As 2011 was drawing to a close, tests of a swollen lymph node at UAMS revealed Ken Wolfe’s stage IV melanoma, an often deadly form of skin cancer.
“As most people were sitting there thinking about New Year’s resolutions, my wife and I were worried, and crying and laughing, as well, about dealing with the diagnosis of melanoma,” said Wolfe, 58, of Jacksonville.
His cancer doctor at UAMS, Laura Hutchins, M.D., a hematologist-oncologist, told him about a research study (clinical trial) that was testing a new drug. Called Yervoy, it was a new type of cancer drug that works by triggering the body’s own immune system to fight tumors. Although he didn’t know which treatment he would get – the latest standard treatment or the Yervoy – he didn’t hesitate to volunteer for the study.
“There’s not much research that had been done on melanoma, and I wanted to help them find the best treatments for it,” he said.
In the clinical trial, a computer randomly picked which patients would receive the standard treatment (interferon alpha-2b, high dose) or the new drug, Yervoy.
“The computer decided I was going to get the interferon,” Wolfe said. “I was on it for about a year and was removed from the study when Dr. Hutchins saw that I was getting worse. She switched me to the Yervoy, because in the meantime that medication had been approved by the FDA (U.S. Food and Drug Administration).”

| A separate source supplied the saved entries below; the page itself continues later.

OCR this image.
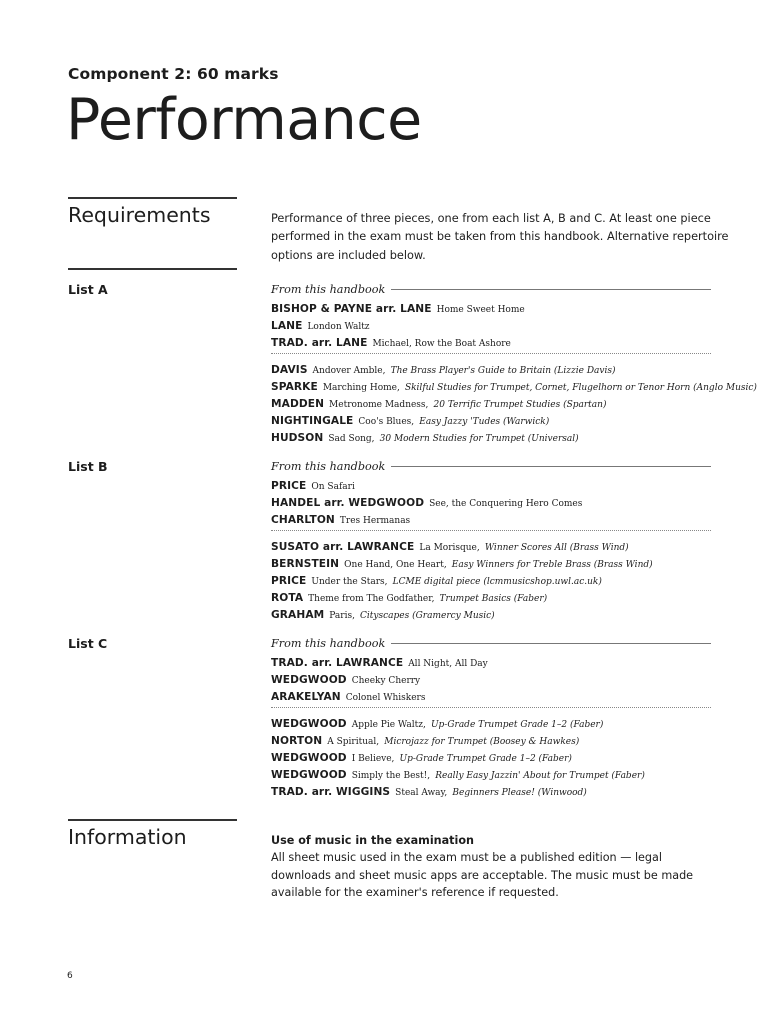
Component 2: 60 marks
Performance
Requirements	Performance of three pieces, one from each list A, B and C. At least one piece performed in the exam must be taken from this handbook. Alternative repertoire options are included below.
List A
List B
List C
From this handbook
BISHOP & PAYNE arr. LANE Home Sweet Home
LANE London Waltz
TRAD. arr. LANE Michael, Row the Boat Ashore
DAVIS Andover Amble, The Brass Player's Guide to Britain (Lizzie Davis)
SPARKE Marching Home, Skilful Studies for Trumpet, Cornet, Flugelhorn or Tenor Horn (Anglo Music)
MADDEN Metronome Madness, 20 Terrific Trumpet Studies (Spartan)
NIGHTINGALE Coo's Blues, Easy Jazzy 'Tudes (Warwick)
HUDSON Sad Song, 30 Modern Studies for Trumpet (Universal)
From this handbook
PRICE On Safari
HANDEL arr. WEDGWOOD See, the Conquering Hero Comes
CHARLTON Tres Hermanas
SUSATO arr. LAWRANCE La Morisque, Winner Scores All (Brass Wind)
BERNSTEIN One Hand, One Heart, Easy Winners for Treble Brass (Brass Wind)
PRICE Under the Stars, LCME digital piece (lcmmusicshop.uwl.ac.uk)
ROTA Theme from The Godfather, Trumpet Basics (Faber)
GRAHAM Paris, Cityscapes (Gramercy Music)
From this handbook
TRAD. arr. LAWRANCE All Night, All Day
WEDGWOOD Cheeky Cherry
ARAKELYAN Colonel Whiskers
WEDGWOOD Apple Pie Waltz, Up-Grade Trumpet Grade 1–2 (Faber)
NORTON A Spiritual, Microjazz for Trumpet (Boosey & Hawkes)
WEDGWOOD I Believe, Up-Grade Trumpet Grade 1–2 (Faber)
WEDGWOOD Simply the Best!, Really Easy Jazzin' About for Trumpet (Faber)
TRAD. arr. WIGGINS Steal Away, Beginners Please! (Winwood)
Information	Use of music in the examination
All sheet music used in the exam must be a published edition — legal downloads and sheet music apps are acceptable. The music must be made available for the examiner's reference if requested.
6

Today, Wolfe is taking yet another new melanoma drug approved by the FDA in 2014 – the sixth melanoma treatment approved since 2011. The drug, Keytruda, is for treatment of patients with late-stage melanoma who are no longer responding to other drugs. It’s the first approved drug that blocks a cellular pathway that prevents the body’s immune system from attacking melanoma cells.
“Without clinical trials and people willing to participate, these medications probably would not be available,” Wolfe said.
Wolfe said the drug seems to be working as intended.
“I had some lymph nodes in the back of my neck that had enlarged, and I can feel them shrinking,” he said. “That’s a great sign for me that it’s really working. And I feel good. Every day I wake up and feel better so that’s wonderful, and I thank God for that.”
Wolfe said the UAMS researchers and staff all were helpful. “They are just wonderful with all the explanations about their research, and it’s wonderful that UAMS takes part in some of the clinical trials they’re associated with,” he said.
“I learned that research is very important to helping understand treatment of diseases,” he added. “There are so many new opportunities out there that they are investigating for new medications, and every person is different, so it does help to have many people involved in a clinical trial to help clinicians understand what’s the best treatment and the right dosages for the medications.”